Streamlining without equity considerations will not solve the crisis – and is likely to result in more displacement.
Other bills on the governor’s desk address fair housing. A.B. 1771, from Assemblymember Richard Bloom (D-Santa Monica), makes sure that the concept of fair housing is part of the way RHNA is decided. Under current law, RHNA is supposed to help increase overall housing supply but in a way that includes a mix of housing types, tenure, and affordability across the region “in an equitable manner.” A.B. 1771 would add to that list: avoiding displacement, increasing access of “high opportunity” for lower-income residents, and “affirmatively furthering fair housing” to those objectives.
Fair housing is also the focus of A.B. 686 from Assemblymember Miguel Santiago (D-Los Angeles). That bill makes sure that the concept of “affirmatively furthering fair housing”–defined as “taking meaningful actions, in addition to combating discrimination, that overcome patterns of segregation and foster inclusive communities free from barriers that restrict access to opportunity based on protected characteristics”–is included in local planning. The bill mandates that fair housing is specifically incorporated into the housing elements of general plans, as well as any planning towards fulfilling RHNA.
Senate amendments took out some of the bill’s teeth, removing several ways the provisions could have been enforced.
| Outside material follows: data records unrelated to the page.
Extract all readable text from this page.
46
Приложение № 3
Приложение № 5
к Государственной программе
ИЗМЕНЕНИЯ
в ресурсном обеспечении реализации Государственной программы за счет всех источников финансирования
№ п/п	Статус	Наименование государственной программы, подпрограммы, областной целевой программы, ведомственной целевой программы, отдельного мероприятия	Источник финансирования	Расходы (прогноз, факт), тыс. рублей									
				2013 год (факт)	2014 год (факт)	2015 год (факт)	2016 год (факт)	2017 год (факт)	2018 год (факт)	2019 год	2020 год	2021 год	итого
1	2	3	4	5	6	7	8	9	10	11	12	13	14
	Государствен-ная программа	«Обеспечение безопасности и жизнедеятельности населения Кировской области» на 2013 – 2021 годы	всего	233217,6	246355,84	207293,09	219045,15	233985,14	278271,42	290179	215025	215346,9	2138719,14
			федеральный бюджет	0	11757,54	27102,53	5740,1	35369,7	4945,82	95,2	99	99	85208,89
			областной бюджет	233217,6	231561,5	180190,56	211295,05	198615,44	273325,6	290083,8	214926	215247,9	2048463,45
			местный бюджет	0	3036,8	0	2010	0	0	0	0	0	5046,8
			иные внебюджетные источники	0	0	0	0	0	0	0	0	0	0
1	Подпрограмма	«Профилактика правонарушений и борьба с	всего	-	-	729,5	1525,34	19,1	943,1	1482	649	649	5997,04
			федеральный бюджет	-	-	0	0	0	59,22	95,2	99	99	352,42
Also awaiting a signature is A.B. 2162, from Assemblymembers Chiu and Tom Daly (D-Anaheim). This one makes some changes to zoning law to encourage “supportive housing”–that is, affordable housing that provides services to keep people from becoming homeless. Supportive housing has been found to reduce homelessness and blight, and increase property values, but it is blocked by local delays and denials of applications. A.B. 2162 would require that areas zoned for multifamily housing allow supportive housing by right. It would disallow minimum parking requirements for that housing if it is close to transit, and would expand existing CEQA exemption to include these uses.
Speaking of CEQA, it’s impossible to ignore two other bills that offered streamlined CEQA requirements–both for stadiums. A.B. 987 addresses the Clippers’ planned stadium in Inglewood, and A.B. 734 makes similar accommodations for the A’s future stadium in Oakland. These two bills limit the amount of time potential litigants have to sue on the basis of CEQA to nine months, thus avoiding delays for the stadium construction. The bills include workforce, local hire, and minimum wage requirements, and require the stadium developers to include greenhouse gas reduction strategies that use no taxpayer dollars.
The irony here is that it seemed so easy to get CEQA exemptions for stadiums while similar exemptions for housing projects are fought against hard. The seal was broken on the idea that stadiums deserved some kind of special consideration with S.B. 743, passed in 2013, to give the Kings Arena in Sacramento a CEQA exemption. That bill’s true impact, though, will come from a different provision that could enable real CEQA reform instead of the piecemeal, ad-hoc way it is being done today. That is, it required a rethinking of the way CEQA measured and mitigated for transportation, rejecting Level of Service and replacing it with something more reflective of the true environmental costs of vehicular travel.
The Kings’ Arena has been open and in use for several years—but that rulemaking, which Streetsblog has written about many, many times—is still caught up in the bureaucracy of the state government, still being argued over and weakened, years later.